- Directed by: Jonathan Parker
- Written by: Catherine DiNapoli Jonathan Parker
- Produced by: Catherine DiNapoli Jonathan Parker Patrick Peach Lars Ulrich
- Starring: Parker Posey; Eric McCormack; James Frain;
- Cinematography: Svetlana Cvetko
- Edited by: David Scott Smith
- Music by: Niels Bye Nielsen
- Production company: Tarwathie Films
- Release dates: 20 May 2016 (Seattle International Film Festival); 30 September 2017 (US);
- Running time: 95 minutes
- Country: United States
- Language: English

= The Architect (2016 film) =

The Architect is a 2016 American comedy-drama film directed by Jonathan Parker, starring Parker Posey, Eric McCormack and James Frain.

==Cast==
- Parker Posey as Drew
- Eric McCormack as Collin
- James Frain as Miles Moss
- John Carroll Lynch as Conway
- Pamela Reed as Colin's Mother
- John Aylward as Drew's Father
- Dana Milican as Reese
- Alycia Delmore as Caitlin
- Michael Panes as Adjuster

==Reception==
Larry Williams of the Hartford Courant called the film "entertaining" despite having "plausibility issues".

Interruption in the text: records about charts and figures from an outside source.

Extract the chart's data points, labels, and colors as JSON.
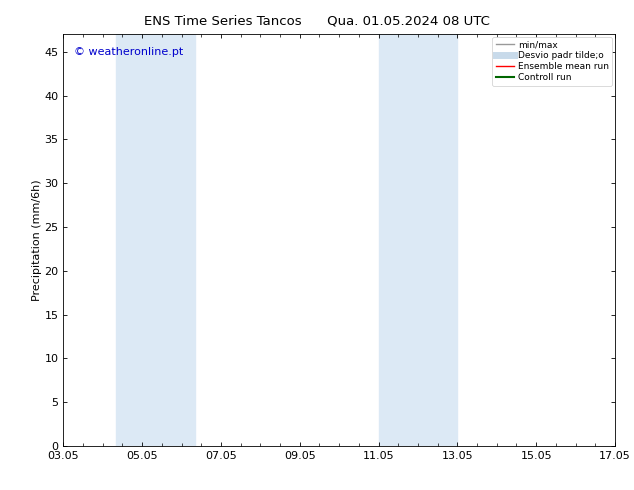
{
  "title_left": "ENS Time Series Tancos",
  "title_right": "Qua. 01.05.2024 08 UTC",
  "ylabel": "Precipitation (mm/6h)",
  "ylim": [
    0,
    47
  ],
  "yticks": [
    0,
    5,
    10,
    15,
    20,
    25,
    30,
    35,
    40,
    45
  ],
  "xtick_labels": [
    "03.05",
    "05.05",
    "07.05",
    "09.05",
    "11.05",
    "13.05",
    "15.05",
    "17.05"
  ],
  "xtick_positions": [
    0,
    2,
    4,
    6,
    8,
    10,
    12,
    14
  ],
  "x_min": 0,
  "x_max": 14,
  "shaded_bands": [
    {
      "x_start": 1.33,
      "x_end": 2.67,
      "color": "#dce9f5"
    },
    {
      "x_start": 2.67,
      "x_end": 3.33,
      "color": "#dce9f5"
    },
    {
      "x_start": 7.33,
      "x_end": 8.67,
      "color": "#dce9f5"
    },
    {
      "x_start": 8.67,
      "x_end": 10.0,
      "color": "#dce9f5"
    }
  ],
  "watermark_text": "© weatheronline.pt",
  "watermark_color": "#0000cc",
  "background_color": "#ffffff",
  "legend_items": [
    {
      "label": "min/max",
      "color": "#999999",
      "lw": 1.0
    },
    {
      "label": "Desvio padr tilde;o",
      "color": "#c8daea",
      "lw": 5
    },
    {
      "label": "Ensemble mean run",
      "color": "#ff0000",
      "lw": 1.0
    },
    {
      "label": "Controll run",
      "color": "#006600",
      "lw": 1.5
    }
  ],
  "font_size": 8,
  "title_font_size": 9.5,
  "ylabel_font_size": 8,
  "watermark_font_size": 8
}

The Hollywood Reporter called the film a "light riff on bougie aspirations."

Alison Gillmore of the Winnipeg Free Press wrote that while the film "really understands the modern middle-class status anxiety surrounding real estate and renovations", it "remains a tonal mess, not quite sure if it wants to be satire, sitcom or a Lifetime movie-of-the-week."

Ken Eisner of The Georgia Straight wrote that the "sharply written script makes McCormack too much of a materialistic stick-in-the-mud, dampening our investment in the couple’s emotional real estate."